Mr. Broadley took an ardent interest in everything that related to Mrs. Thrale, and published, a few years ago, her “Journal of the Welsh Tour,” undertaken in the summer of 1774. Dr. Johnson also kept a diary on this journey, but his is bald and fragmentary, while that of the lady is an intimate and consecutive narrative. The original manuscript volume, in its original dark, limp leather binding is before me. It comprises ninety-seven pages in Mrs. Thrale’s beautiful hand, beginning, “On Tuesday, 5th July, 1774, I began my journey through Wales. We set out from Streatham in our coach and four post horses, accompanied by Dr. Johnson and our eldest daughter. Baretti went with us as far as London, where we left him and hiring fresh horses they carried us to the Mitre at Barnet”; and so on throughout the whole tour, until she made this, her final entry:—
September 30th. When I rose Mr. Thrale informed me that the Parliament was suddenly dissolved and that all the world was bustle; that we were to go to Southwark, not to Streatham, and canvass away. I heard the first part of this report with pleasure, the latter with pain; nothing but a real misfortune could, I think, affect me so much as the thoughts of going to Town thus to settle for the Winter before I have had any enjoyment of Streatham at all; and so all my hopes of pleasure blow away. I thought to have lived in Streatham in quiet and comfort, have kissed my children and cuffed them by turns, and had a place always for them to play in; and here I must be shut up in that odious dungeon, where nobody will come near me, the children are to be sick for want of air, and I am never to see a face but Mr. Johnson’s. Oh, what a life that is! and how truly do I abhor it! At noon however I saw my Girls and thought Susan vastly improved. At evening I saw my Boys and liked them very well too. How much is there always to thank God for! But I dare not enjoy poor Streatham lest I should be forced to quit it.
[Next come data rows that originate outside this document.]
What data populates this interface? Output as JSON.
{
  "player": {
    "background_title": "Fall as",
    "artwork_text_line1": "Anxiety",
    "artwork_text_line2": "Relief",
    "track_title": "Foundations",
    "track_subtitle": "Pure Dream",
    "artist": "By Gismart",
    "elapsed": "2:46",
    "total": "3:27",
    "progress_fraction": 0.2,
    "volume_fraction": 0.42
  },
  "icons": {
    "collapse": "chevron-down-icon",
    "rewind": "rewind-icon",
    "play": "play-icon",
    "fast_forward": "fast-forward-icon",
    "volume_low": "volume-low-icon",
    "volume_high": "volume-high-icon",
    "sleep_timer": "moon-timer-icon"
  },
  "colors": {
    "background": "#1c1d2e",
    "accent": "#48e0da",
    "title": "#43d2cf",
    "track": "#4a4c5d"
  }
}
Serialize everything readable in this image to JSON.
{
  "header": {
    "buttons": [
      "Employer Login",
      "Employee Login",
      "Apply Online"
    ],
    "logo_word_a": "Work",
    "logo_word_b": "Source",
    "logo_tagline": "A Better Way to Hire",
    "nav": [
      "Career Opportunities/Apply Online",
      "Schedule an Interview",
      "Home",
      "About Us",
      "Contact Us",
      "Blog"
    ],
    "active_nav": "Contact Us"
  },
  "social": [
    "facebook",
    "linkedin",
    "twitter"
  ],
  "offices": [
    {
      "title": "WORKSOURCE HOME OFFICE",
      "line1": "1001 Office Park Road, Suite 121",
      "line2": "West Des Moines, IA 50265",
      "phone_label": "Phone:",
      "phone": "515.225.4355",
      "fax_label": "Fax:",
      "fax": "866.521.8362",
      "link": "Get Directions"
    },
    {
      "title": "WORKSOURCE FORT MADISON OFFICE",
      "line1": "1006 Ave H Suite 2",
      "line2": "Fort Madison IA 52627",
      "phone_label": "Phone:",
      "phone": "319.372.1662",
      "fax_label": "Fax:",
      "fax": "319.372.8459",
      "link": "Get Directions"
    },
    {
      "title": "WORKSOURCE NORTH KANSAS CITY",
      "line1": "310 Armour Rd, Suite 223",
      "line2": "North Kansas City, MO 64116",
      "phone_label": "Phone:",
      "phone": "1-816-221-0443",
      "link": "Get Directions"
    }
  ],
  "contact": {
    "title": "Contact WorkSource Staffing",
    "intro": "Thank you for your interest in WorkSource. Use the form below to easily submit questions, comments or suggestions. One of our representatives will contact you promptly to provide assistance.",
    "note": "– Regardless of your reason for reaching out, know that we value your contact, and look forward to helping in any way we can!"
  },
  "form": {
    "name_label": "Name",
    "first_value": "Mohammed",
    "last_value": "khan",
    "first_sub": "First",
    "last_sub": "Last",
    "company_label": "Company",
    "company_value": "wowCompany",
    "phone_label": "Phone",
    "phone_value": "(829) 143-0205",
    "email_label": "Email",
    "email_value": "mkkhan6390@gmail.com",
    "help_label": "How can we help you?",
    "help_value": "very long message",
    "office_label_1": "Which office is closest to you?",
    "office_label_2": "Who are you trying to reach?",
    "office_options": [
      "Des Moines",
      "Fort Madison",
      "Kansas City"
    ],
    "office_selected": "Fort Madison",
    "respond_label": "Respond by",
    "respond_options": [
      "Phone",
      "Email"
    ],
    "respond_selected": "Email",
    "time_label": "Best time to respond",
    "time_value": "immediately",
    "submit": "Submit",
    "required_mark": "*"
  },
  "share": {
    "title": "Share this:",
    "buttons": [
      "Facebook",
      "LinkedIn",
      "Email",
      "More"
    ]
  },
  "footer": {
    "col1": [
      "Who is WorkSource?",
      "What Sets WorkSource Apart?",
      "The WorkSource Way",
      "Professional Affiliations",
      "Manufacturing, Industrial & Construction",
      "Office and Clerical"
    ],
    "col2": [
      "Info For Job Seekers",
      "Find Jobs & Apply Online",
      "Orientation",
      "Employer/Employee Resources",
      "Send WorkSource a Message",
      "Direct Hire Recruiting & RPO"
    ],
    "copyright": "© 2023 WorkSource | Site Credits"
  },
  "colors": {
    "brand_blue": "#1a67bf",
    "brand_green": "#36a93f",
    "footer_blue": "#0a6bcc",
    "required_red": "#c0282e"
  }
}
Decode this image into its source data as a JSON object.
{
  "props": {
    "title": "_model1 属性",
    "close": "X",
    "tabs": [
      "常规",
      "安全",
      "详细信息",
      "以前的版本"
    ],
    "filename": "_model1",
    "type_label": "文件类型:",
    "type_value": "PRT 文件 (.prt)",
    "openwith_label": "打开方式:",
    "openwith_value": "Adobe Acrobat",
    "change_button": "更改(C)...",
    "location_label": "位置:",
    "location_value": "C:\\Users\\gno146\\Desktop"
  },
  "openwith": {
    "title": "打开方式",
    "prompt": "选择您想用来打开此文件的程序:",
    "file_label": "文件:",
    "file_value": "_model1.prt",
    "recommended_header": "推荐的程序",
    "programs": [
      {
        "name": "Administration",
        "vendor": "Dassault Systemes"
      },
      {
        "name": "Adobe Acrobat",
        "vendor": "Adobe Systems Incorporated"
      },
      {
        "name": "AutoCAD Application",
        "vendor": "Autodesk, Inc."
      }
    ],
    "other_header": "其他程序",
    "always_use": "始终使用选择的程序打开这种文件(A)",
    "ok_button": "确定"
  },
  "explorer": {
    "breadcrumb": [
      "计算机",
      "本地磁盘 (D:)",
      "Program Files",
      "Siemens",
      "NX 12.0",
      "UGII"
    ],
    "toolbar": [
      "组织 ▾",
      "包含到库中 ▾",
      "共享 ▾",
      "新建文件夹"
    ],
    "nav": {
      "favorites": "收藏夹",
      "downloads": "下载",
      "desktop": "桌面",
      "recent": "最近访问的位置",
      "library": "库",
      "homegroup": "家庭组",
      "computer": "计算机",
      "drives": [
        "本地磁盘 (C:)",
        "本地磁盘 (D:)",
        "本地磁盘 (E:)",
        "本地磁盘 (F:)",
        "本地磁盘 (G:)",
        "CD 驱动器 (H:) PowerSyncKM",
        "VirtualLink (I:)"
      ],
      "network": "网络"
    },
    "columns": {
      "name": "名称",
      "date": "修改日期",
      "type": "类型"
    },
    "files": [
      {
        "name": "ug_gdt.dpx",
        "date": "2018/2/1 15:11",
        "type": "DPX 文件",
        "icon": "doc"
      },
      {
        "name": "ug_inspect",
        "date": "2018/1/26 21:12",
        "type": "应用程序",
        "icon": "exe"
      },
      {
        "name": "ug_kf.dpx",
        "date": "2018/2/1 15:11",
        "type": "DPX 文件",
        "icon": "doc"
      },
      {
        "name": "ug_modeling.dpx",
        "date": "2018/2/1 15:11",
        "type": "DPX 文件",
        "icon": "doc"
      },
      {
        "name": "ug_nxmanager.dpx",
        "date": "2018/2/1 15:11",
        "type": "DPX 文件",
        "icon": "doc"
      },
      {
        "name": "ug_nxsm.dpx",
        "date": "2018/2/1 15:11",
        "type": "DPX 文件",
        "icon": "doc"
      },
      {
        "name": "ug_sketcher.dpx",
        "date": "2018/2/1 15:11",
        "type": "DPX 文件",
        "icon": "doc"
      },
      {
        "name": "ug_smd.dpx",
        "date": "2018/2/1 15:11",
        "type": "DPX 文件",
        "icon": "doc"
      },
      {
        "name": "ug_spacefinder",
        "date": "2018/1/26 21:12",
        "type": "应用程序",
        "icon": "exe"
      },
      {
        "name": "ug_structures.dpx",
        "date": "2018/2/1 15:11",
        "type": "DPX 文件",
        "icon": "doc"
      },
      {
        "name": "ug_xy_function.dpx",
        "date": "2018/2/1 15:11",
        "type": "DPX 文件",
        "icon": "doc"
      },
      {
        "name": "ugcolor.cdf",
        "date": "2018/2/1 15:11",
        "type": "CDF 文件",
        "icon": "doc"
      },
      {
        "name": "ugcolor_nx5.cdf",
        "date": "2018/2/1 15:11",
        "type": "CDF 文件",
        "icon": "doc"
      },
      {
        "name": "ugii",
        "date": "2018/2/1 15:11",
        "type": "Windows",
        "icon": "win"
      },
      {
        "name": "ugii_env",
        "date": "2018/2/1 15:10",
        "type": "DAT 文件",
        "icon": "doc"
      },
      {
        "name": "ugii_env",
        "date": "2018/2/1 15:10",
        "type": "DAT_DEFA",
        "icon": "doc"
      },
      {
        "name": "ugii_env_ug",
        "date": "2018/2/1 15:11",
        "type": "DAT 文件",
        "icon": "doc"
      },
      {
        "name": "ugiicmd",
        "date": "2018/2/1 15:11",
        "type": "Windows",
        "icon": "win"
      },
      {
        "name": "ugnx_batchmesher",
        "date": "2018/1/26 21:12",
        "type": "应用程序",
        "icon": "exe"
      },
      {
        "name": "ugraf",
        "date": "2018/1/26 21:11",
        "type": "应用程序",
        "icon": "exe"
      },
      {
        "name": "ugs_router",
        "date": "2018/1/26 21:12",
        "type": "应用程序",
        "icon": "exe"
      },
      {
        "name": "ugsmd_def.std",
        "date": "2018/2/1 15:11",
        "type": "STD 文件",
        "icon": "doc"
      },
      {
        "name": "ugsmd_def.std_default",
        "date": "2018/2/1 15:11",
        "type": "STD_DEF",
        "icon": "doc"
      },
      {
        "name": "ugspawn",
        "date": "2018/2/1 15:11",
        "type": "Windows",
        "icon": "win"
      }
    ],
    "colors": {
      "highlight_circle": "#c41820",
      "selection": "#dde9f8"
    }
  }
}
I value this little volume highly, as who, interested in the lady, would not? It is an unaffected record of a journey, of interesting people who met interesting people wherever they went, and its publication by Broadley was a pious act. But that the Broadley volume, published a few years ago, gets its chief value from the sympathetic introduction by Thomas Seccombe, must, I think, be admitted.
It is no longer the fashion to “blush as well as weep for Mrs. Thrale.” This silly phrase is Macaulay’s. Rather, as Sir Walter Raleigh remarked to me in going over some of her papers in my library, “What a dear, delightful person she was! I have always wanted to meet her.” In the future, what may be written of Mrs. Thrale will be written in better taste. At this time of day why should she be attacked because she married a man who did not speak English as his mother tongue, and who was a musician rather than a brewer? One may be an enthusiastic admirer of Dr. Johnson—I confess I am—and yet keep a warm place in one’s heart for the kindly and charming little woman. Admit that she was not the scholar she thought she was, that she was “inaccurate in narration”: what matters it? She was a woman of character, too. She was not overpowered by Dr. Johnson, as was Fanny Burney, to such a degree that at last she came to write like him, only more so. Mrs. Thrale, by her own crisp, vigorous English, influenced the Doctor finally to write as he talked, naturally, without that undue elaboration which was characteristic of his earlier style.
If Johnson mellowed under the benign influence of the lady, she was the gainer in knowledge, especially in such knowledge as comes from books. It was Mrs. Thrale rather than her husband who formed the Streatham library. Her taste was robust, she baulked at no foreign language, but set about to study it. I have never seen a book from her library—and I have seen many—which was not filled with notes written in her clear and beautiful hand. These volumes, like the books which Lamb lent Coleridge, and which he returned with annotations tripling their value, are occasionally offered for sale in those old book-shops where our resolutions not to be tempted are writ in so much water; or they turn up at auction sales and astonish the uninitiated by the prices they bring.